Abstract
Esophageal adenocarcinoma (EAC) is mostly prevalent in industrialized countries and has been associated with obesity, commonly linked with a diet rich in fat and refined sugars containing high fructose concentrations. In meta-organisms, dietary components are digested and metabolized by the host and its gut microbiota. Fructose has been shown to induce proliferation and cell growth in pancreas and colon cancer cell lines and also alter the gut microbiota. In a previous study with the L2-IL-1B mouse model, we showed that a high-fat diet (HFD) accelerated EAC progression from its precursor lesion Barrett’s esophagus (BE) through changes in the gut microbiota. Aiming to investigate whether a high-fructose diet (HFrD) also alters the gut microbiota and favors EAC carcinogenesis, we assessed the effects of HFrD on the phenotype and intestinal microbial communities of L2-IL1B mice. Results showed a moderate acceleration in histologic disease progression, a mild effect on the systemic inflammatory response, metabolic changes in the host, and a shift in the composition, metabolism, and functionality of intestinal microbial communities. We conclude that HFrD alters the overall balance of the gut microbiota and induces an acceleration in EAC progression in a less pronounced manner than HFD.
Highlights
The increase in many industrialized countries of obesity, metabolic syndrome, and associated comorbidities suggests that food choices have an impact on the pathogenesis of diverse diseases, cancer [1,2]
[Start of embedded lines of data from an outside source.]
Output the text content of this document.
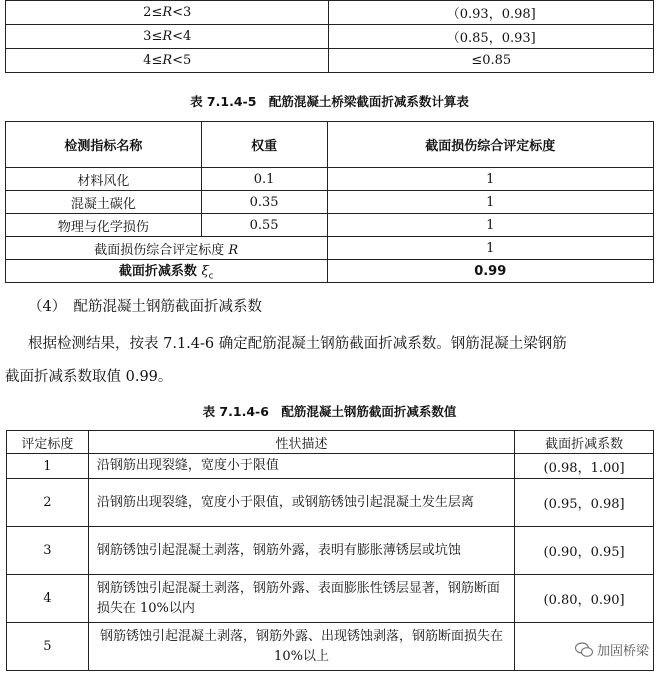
2≤R<3	（0.93，0.98]
3≤R<4	（0.85，0.93]
4≤R<5	≤0.85
表 7.1.4-5　配筋混凝土桥梁截面折减系数计算表
检测指标名称	权重	截面损伤综合评定标度
材料风化	0.1	1
混凝土碳化	0.35	1
物理与化学损伤	0.55	1
截面损伤综合评定标度 R		1
截面折减系数 $\xi_c$		0.99
（4）　配筋混凝土钢筋截面折减系数
根据检测结果，按表 7.1.4-6 确定配筋混凝土钢筋截面折减系数。钢筋混凝土梁钢筋
截面折减系数取值 0.99。
表 7.1.4-6　配筋混凝土钢筋截面折减系数值
评定标度	性状描述	截面折减系数
1	沿钢筋出现裂缝，宽度小于限值	(0.98，1.00]
2	沿钢筋出现裂缝，宽度小于限值，或钢筋锈蚀引起混凝土发生层离	(0.95，0.98]
3	钢筋锈蚀引起混凝土剥落，钢筋外露，表明有膨胀薄锈层或坑蚀	(0.90，0.95]
4	钢筋锈蚀引起混凝土剥落，钢筋外露、表面膨胀性锈层显著，钢筋断面损失在 10%以内	(0.80，0.90]
5	钢筋锈蚀引起混凝土剥落，钢筋外露、出现锈蚀剥落，钢筋断面损失在 10%以上		加固桥梁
While inflammation and metaplasia scores did not differ between groups (Figure 1A–C), high-fructose diet (HFrD)-fed mice showed higher dysplasia scores (Figure 1D), a lower percentage of goblet-like cells (Figure 1E), and a lower mucus production rate (PAS staining) in the Barrett’s esophagus (BE) region (Figure 1G)
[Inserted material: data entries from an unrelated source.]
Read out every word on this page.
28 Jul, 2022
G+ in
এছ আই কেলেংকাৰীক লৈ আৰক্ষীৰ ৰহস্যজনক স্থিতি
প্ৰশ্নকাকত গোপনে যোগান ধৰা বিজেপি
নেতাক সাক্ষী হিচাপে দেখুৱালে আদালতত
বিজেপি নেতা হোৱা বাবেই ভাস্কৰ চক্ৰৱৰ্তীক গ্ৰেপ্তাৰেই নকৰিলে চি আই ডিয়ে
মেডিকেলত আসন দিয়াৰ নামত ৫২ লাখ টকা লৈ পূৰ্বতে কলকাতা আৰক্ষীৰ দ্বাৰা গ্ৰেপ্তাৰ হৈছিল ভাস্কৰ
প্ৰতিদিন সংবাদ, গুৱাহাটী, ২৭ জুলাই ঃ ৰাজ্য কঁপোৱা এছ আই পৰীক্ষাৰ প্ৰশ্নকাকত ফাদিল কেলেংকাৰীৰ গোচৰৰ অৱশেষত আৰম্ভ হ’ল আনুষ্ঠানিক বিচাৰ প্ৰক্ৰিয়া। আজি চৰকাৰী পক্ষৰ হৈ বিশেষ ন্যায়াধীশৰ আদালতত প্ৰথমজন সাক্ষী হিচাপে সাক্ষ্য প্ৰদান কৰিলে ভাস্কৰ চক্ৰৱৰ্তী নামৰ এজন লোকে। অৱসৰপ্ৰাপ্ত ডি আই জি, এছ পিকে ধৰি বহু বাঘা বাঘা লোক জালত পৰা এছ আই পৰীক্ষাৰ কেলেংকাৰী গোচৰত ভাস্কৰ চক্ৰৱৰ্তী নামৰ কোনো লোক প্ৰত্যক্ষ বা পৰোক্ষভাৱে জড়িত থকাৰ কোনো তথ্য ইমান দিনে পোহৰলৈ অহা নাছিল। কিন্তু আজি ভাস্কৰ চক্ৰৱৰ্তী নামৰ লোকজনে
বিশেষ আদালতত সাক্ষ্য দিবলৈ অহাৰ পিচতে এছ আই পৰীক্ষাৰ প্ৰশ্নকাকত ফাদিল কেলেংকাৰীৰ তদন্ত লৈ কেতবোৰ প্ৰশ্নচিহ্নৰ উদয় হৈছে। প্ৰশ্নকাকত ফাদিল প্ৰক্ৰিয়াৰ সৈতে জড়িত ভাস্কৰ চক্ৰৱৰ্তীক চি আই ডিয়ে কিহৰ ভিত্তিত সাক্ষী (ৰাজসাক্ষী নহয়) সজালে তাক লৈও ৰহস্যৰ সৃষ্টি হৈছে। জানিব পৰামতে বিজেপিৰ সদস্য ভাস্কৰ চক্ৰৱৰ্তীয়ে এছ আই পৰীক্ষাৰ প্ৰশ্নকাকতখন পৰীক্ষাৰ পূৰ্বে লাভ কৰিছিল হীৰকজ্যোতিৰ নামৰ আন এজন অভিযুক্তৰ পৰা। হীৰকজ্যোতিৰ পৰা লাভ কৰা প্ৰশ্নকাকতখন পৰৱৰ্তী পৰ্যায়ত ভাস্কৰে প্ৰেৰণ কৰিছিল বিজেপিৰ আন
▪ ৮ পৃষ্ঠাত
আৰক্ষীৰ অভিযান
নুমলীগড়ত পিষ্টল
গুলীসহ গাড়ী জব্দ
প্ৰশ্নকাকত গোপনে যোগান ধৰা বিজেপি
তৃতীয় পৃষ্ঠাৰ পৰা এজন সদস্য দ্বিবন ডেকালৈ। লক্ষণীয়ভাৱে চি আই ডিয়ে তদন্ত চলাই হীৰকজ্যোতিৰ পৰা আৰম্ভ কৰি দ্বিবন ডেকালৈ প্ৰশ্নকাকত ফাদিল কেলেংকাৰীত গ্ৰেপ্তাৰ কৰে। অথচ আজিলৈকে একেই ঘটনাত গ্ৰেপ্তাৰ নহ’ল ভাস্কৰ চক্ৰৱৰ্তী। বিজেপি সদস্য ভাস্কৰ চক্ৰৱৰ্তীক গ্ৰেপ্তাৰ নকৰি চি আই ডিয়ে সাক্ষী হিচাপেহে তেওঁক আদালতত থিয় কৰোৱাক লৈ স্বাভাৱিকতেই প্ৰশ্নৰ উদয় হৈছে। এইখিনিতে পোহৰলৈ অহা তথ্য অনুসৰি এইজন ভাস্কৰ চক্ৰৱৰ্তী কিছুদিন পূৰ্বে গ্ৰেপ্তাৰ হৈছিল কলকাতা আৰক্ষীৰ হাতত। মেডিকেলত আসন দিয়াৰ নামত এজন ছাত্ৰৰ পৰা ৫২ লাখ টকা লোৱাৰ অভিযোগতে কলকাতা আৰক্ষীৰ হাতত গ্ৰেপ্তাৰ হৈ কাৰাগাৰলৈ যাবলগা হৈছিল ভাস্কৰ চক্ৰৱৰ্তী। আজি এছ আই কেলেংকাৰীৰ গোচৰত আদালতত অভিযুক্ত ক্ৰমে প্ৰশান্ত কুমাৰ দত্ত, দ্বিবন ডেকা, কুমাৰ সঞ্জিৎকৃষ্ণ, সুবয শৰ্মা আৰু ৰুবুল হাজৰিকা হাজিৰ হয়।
Expansion of Lgr5-positive progenitor cells in the BE region increased significantly in 6-month-old HFrD compared with CD mice (Figure 1F)
Summary
The increase in many industrialized countries of obesity, metabolic syndrome, and associated comorbidities suggests that food choices have an impact on the pathogenesis of diverse diseases, cancer [1,2]. Esophageal adenocarcinoma (EAC) is one of many cancer types associated with obesity. The incidence of EAC in most Western industrialized countries has increased at a rate exceeding that of any other cancer, with a 5-year survival rate that remains poor [3,4,5,6]. The risk factors for EAC include white race, older age, male gender, tobacco use, high waist circumference, obesity, and gastroesophageal reflux disease (GERD), but the greatest risk factor is Barrett’s esophagus (BE) [3,4]. BE appears to be the result of severe esophageal mucosa injury, followed by aberrant epithelial repair [6]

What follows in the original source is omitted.